Crypto Crash Hits Miami Hardest
Last Updated on 6 November 2023 by CryptoTips.eu
In June 2021, Francis Suarez, the mayor of Miami, already tweeted that his city would become the Bitcoin capital of the world. In the spring of this year, he underlined that statement once again by placing a gold reproduction of the famous Wall Street bull in his city, this time all about Bitcoin and crypto.
FTX, Sam Bankman-Fried’s platform, pledged to move its headquarters from the Bahamas to Miami.
Miami Heat
To show how serious their intentions were, FTX signed a contract with the city to sponsor the stadium of the local NBA team, the Miami Heat, for the next 20 years and had the complex renamed as FTX arena. Price tag for the sponsorship: $135 million.
In February of this year, it seemed like everything Suarez hoped for would come true. Research firm Telstra Ventures released a report showing that Miami was growing spectacularly as a new tech hub. The city saw a 2,061 percent increase in blockchain investments in 2021. Miami trailed only San Francisco, New York and Los Angeles that year in terms of financial deals related to the technology, Telstra Ventures concluded.
Digital nomads
Eight months later and the picture is no longer so rosy. As 2022 draws to a close, it seems like everything Miami hoped for has gone completely wrong. FTX has been declared bankrupt and the city is trying to get out of the sponsorship contract via a lawsuit. The mayor’s political critics declare every day that his bet has gone wrong and are demanding his resignation. Even the ‘digital nomads’ (high earning tech workers that can WFH anywhere) that Miami tried to lure away from San Francisco with this new crypto boom, might want to move out again.
“A bunch of con men, selling imaginary coins and magic beans is not that interesting of a story.
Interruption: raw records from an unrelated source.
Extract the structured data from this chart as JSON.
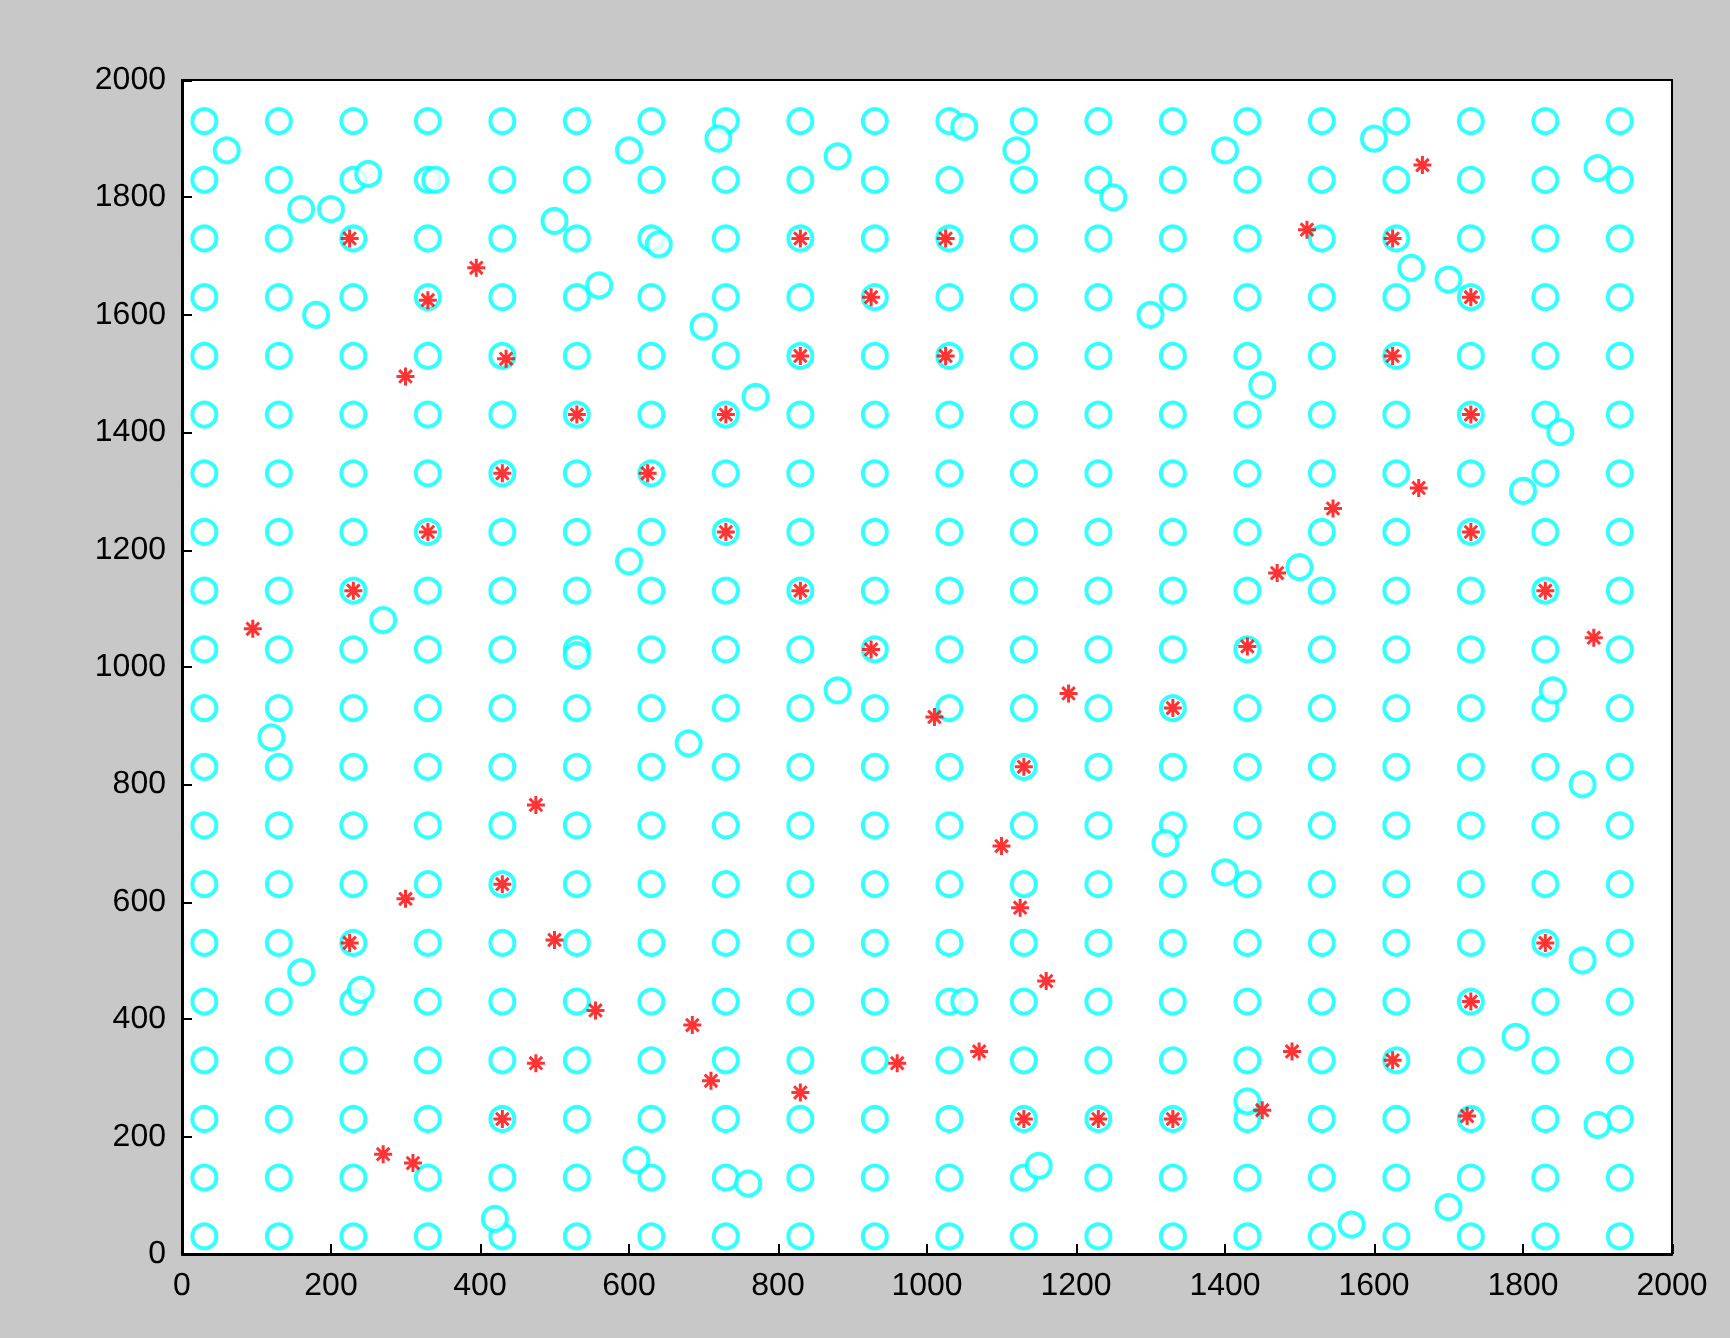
{
  "chart_data": {
    "type": "scatter",
    "xlim": [
      0,
      2000
    ],
    "ylim": [
      0,
      2000
    ],
    "xticks": [
      0,
      200,
      400,
      600,
      800,
      1000,
      1200,
      1400,
      1600,
      1800,
      2000
    ],
    "yticks": [
      0,
      200,
      400,
      600,
      800,
      1000,
      1200,
      1400,
      1600,
      1800,
      2000
    ],
    "grid": false,
    "series": [
      {
        "color": "#00ffff",
        "marker": "circle",
        "x": [
          30,
          130,
          230,
          330,
          430,
          530,
          630,
          730,
          830,
          930,
          1030,
          1130,
          1230,
          1330,
          1430,
          1530,
          1630,
          1730,
          1830,
          1930,
          30,
          130,
          230,
          330,
          430,
          530,
          630,
          730,
          830,
          930,
          1030,
          1130,
          1230,
          1330,
          1430,
          1530,
          1630,
          1730,
          1830,
          1930,
          30,
          130,
          230,
          330,
          430,
          530,
          630,
          730,
          830,
          930,
          1030,
          1130,
          1230,
          1330,
          1430,
          1530,
          1630,
          1730,
          1830,
          1930,
          30,
          130,
          230,
          330,
          430,
          530,
          630,
          730,
          830,
          930,
          1030,
          1130,
          1230,
          1330,
          1430,
          1530,
          1630,
          1730,
          1830,
          1930,
          30,
          130,
          230,
          330,
          430,
          530,
          630,
          730,
          830,
          930,
          1030,
          1130,
          1230,
          1330,
          1430,
          1530,
          1630,
          1730,
          1830,
          1930,
          30,
          130,
          230,
          330,
          430,
          530,
          630,
          730,
          830,
          930,
          1030,
          1130,
          1230,
          1330,
          1430,
          1530,
          1630,
          1730,
          1830,
          1930,
          30,
          130,
          230,
          330,
          430,
          530,
          630,
          730,
          830,
          930,
          1030,
          1130,
          1230,
          1330,
          1430,
          1530,
          1630,
          1730,
          1830,
          1930,
          30,
          130,
          230,
          330,
          430,
          530,
          630,
          730,
          830,
          930,
          1030,
          1130,
          1230,
          1330,
          1430,
          1530,
          1630,
          1730,
          1830,
          1930,
          30,
          130,
          230,
          330,
          430,
          530,
          630,
          730,
          830,
          930,
          1030,
          1130,
          1230,
          1330,
          1430,
          1530,
          1630,
          1730,
          1830,
          1930,
          30,
          130,
          230,
          330,
          430,
          530,
          630,
          730,
          830,
          930,
          1030,
          1130,
          1230,
          1330,
          1430,
          1530,
          1630,
          1730,
          1830,
          1930,
          30,
          130,
          230,
          330,
          430,
          530,
          630,
          730,
          830,
          930,
          1030,
          1130,
          1230,
          1330,
          1430,
          1530,
          1630,
          1730,
          1830,
          1930,
          30,
          130,
          230,
          330,
          430,
          530,
          630,
          730,
          830,
          930,
          1030,
          1130,
          1230,
          1330,
          1430,
          1530,
          1630,
          1730,
          1830,
          1930,
          30,
          130,
          230,
          330,
          430,
          530,
          630,
          730,
          830,
          930,
          1030,
          1130,
          1230,
          1330,
          1430,
          1530,
          1630,
          1730,
          1830,
          1930,
          30,
          130,
          230,
          330,
          430,
          530,
          630,
          730,
          830,
          930,
          1030,
          1130,
          1230,
          1330,
          1430,
          1530,
          1630,
          1730,
          1830,
          1930,
          30,
          130,
          230,
          330,
          430,
          530,
          630,
          730,
          830,
          930,
          1030,
          1130,
          1230,
          1330,
          1430,
          1530,
          1630,
          1730,
          1830,
          1930,
          30,
          130,
          230,
          330,
          430,
          530,
          630,
          730,
          830,
          930,
          1030,
          1130,
          1230,
          1330,
          1430,
          1530,
          1630,
          1730,
          1830,
          1930,
          30,
          130,
          230,
          330,
          430,
          530,
          630,
          730,
          830,
          930,
          1030,
          1130,
          1230,
          1330,
          1430,
          1530,
          1630,
          1730,
          1830,
          1930,
          30,
          130,
          230,
          330,
          430,
          530,
          630,
          730,
          830,
          930,
          1030,
          1130,
          1230,
          1330,
          1430,
          1530,
          1630,
          1730,
          1830,
          1930,
          30,
          130,
          230,
          330,
          430,
          530,
          630,
          730,
          830,
          930,
          1030,
          1130,
          1230,
          1330,
          1430,
          1530,
          1630,
          1730,
          1830,
          1930,
          30,
          130,
          230,
          330,
          430,
          530,
          630,
          730,
          830,
          930,
          1030,
          1130,
          1230,
          1330,
          1430,
          1530,
          1630,
          1730,
          1830,
          1930,
          60,
          160,
          200,
          250,
          600,
          720,
          880,
          1050,
          1120,
          1400,
          1600,
          1900,
          180,
          340,
          500,
          560,
          640,
          700,
          770,
          1250,
          1300,
          1450,
          1700,
          1800,
          1850,
          120,
          270,
          530,
          600,
          680,
          880,
          1400,
          1500,
          1650,
          1880,
          1900,
          1700,
          1570,
          1150,
          160,
          240,
          420,
          610,
          760,
          1050,
          1320,
          1430,
          1790,
          1840,
          1880
        ],
        "values": [
          30,
          30,
          30,
          30,
          30,
          30,
          30,
          30,
          30,
          30,
          30,
          30,
          30,
          30,
          30,
          30,
          30,
          30,
          30,
          30,
          130,
          130,
          130,
          130,
          130,
          130,
          130,
          130,
          130,
          130,
          130,
          130,
          130,
          130,
          130,
          130,
          130,
          130,
          130,
          130,
          230,
          230,
          230,
          230,
          230,
          230,
          230,
          230,
          230,
          230,
          230,
          230,
          230,
          230,
          230,
          230,
          230,
          230,
          230,
          230,
          330,
          330,
          330,
          330,
          330,
          330,
          330,
          330,
          330,
          330,
          330,
          330,
          330,
          330,
          330,
          330,
          330,
          330,
          330,
          330,
          430,
          430,
          430,
          430,
          430,
          430,
          430,
          430,
          430,
          430,
          430,
          430,
          430,
          430,
          430,
          430,
          430,
          430,
          430,
          430,
          530,
          530,
          530,
          530,
          530,
          530,
          530,
          530,
          530,
          530,
          530,
          530,
          530,
          530,
          530,
          530,
          530,
          530,
          530,
          530,
          630,
          630,
          630,
          630,
          630,
          630,
          630,
          630,
          630,
          630,
          630,
          630,
          630,
          630,
          630,
          630,
          630,
          630,
          630,
          630,
          730,
          730,
          730,
          730,
          730,
          730,
          730,
          730,
          730,
          730,
          730,
          730,
          730,
          730,
          730,
          730,
          730,
          730,
          730,
          730,
          830,
          830,
          830,
          830,
          830,
          830,
          830,
          830,
          830,
          830,
          830,
          830,
          830,
          830,
          830,
          830,
          830,
          830,
          830,
          830,
          930,
          930,
          930,
          930,
          930,
          930,
          930,
          930,
          930,
          930,
          930,
          930,
          930,
          930,
          930,
          930,
          930,
          930,
          930,
          930,
          1030,
          1030,
          1030,
          1030,
          1030,
          1030,
          1030,
          1030,
          1030,
          1030,
          1030,
          1030,
          1030,
          1030,
          1030,
          1030,
          1030,
          1030,
          1030,
          1030,
          1130,
          1130,
          1130,
          1130,
          1130,
          1130,
          1130,
          1130,
          1130,
          1130,
          1130,
          1130,
          1130,
          1130,
          1130,
          1130,
          1130,
          1130,
          1130,
          1130,
          1230,
          1230,
          1230,
          1230,
          1230,
          1230,
          1230,
          1230,
          1230,
          1230,
          1230,
          1230,
          1230,
          1230,
          1230,
          1230,
          1230,
          1230,
          1230,
          1230,
          1330,
          1330,
          1330,
          1330,
          1330,
          1330,
          1330,
          1330,
          1330,
          1330,
          1330,
          1330,
          1330,
          1330,
          1330,
          1330,
          1330,
          1330,
          1330,
          1330,
          1430,
          1430,
          1430,
          1430,
          1430,
          1430,
          1430,
          1430,
          1430,
          1430,
          1430,
          1430,
          1430,
          1430,
          1430,
          1430,
          1430,
          1430,
          1430,
          1430,
          1530,
          1530,
          1530,
          1530,
          1530,
          1530,
          1530,
          1530,
          1530,
          1530,
          1530,
          1530,
          1530,
          1530,
          1530,
          1530,
          1530,
          1530,
          1530,
          1530,
          1630,
          1630,
          1630,
          1630,
          1630,
          1630,
          1630,
          1630,
          1630,
          1630,
          1630,
          1630,
          1630,
          1630,
          1630,
          1630,
          1630,
          1630,
          1630,
          1630,
          1730,
          1730,
          1730,
          1730,
          1730,
          1730,
          1730,
          1730,
          1730,
          1730,
          1730,
          1730,
          1730,
          1730,
          1730,
          1730,
          1730,
          1730,
          1730,
          1730,
          1830,
          1830,
          1830,
          1830,
          1830,
          1830,
          1830,
          1830,
          1830,
          1830,
          1830,
          1830,
          1830,
          1830,
          1830,
          1830,
          1830,
          1830,
          1830,
          1830,
          1930,
          1930,
          1930,
          1930,
          1930,
          1930,
          1930,
          1930,
          1930,
          1930,
          1930,
          1930,
          1930,
          1930,
          1930,
          1930,
          1930,
          1930,
          1930,
          1930,
          1880,
          1780,
          1780,
          1840,
          1880,
          1900,
          1870,
          1920,
          1880,
          1880,
          1900,
          1850,
          1600,
          1830,
          1760,
          1650,
          1720,
          1580,
          1460,
          1800,
          1600,
          1480,
          1660,
          1300,
          1400,
          880,
          1080,
          1020,
          1180,
          870,
          960,
          650,
          1170,
          1680,
          800,
          220,
          80,
          50,
          150,
          480,
          450,
          60,
          160,
          120,
          430,
          700,
          260,
          370,
          960,
          500
        ]
      },
      {
        "color": "#ff0000",
        "marker": "cross",
        "x": [
          225,
          330,
          395,
          300,
          435,
          430,
          330,
          230,
          95,
          530,
          625,
          730,
          730,
          830,
          830,
          830,
          925,
          1025,
          1025,
          925,
          1010,
          1190,
          1330,
          1430,
          1470,
          1510,
          1625,
          1625,
          1665,
          1730,
          1730,
          1730,
          1545,
          1660,
          1830,
          1895,
          1830,
          1730,
          1725,
          1625,
          1490,
          1450,
          1330,
          1230,
          1130,
          1070,
          960,
          830,
          710,
          685,
          555,
          500,
          475,
          430,
          430,
          475,
          300,
          225,
          270,
          310,
          1100,
          1125,
          1160,
          1130
        ],
        "values": [
          1730,
          1625,
          1680,
          1495,
          1525,
          1330,
          1230,
          1130,
          1065,
          1430,
          1330,
          1430,
          1230,
          1730,
          1530,
          1130,
          1630,
          1730,
          1530,
          1030,
          915,
          955,
          930,
          1035,
          1160,
          1745,
          1730,
          1530,
          1855,
          1630,
          1430,
          1230,
          1270,
          1305,
          1130,
          1050,
          530,
          430,
          235,
          330,
          345,
          245,
          230,
          230,
          230,
          345,
          325,
          275,
          295,
          390,
          415,
          535,
          325,
          230,
          630,
          765,
          605,
          530,
          170,
          155,
          695,
          590,
          465,
          830
        ]
      }
    ]
  }
}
But the fact is the government, and its elected officials were complicit in it, and dragged the city in it.” @BillyCorben https://t.co/zBjytNtKTS
— Alfred Spellman (@AlfredSpellman) December 10, 2022
In Silicon Valley and San Francisco, however, those same digital nomads are no longer so welcome due to the many layoffs in the tech sector. 2023 will start badly for the Miami crypto promise, but don’t write off Suarez and his Bitcoin bet just yet.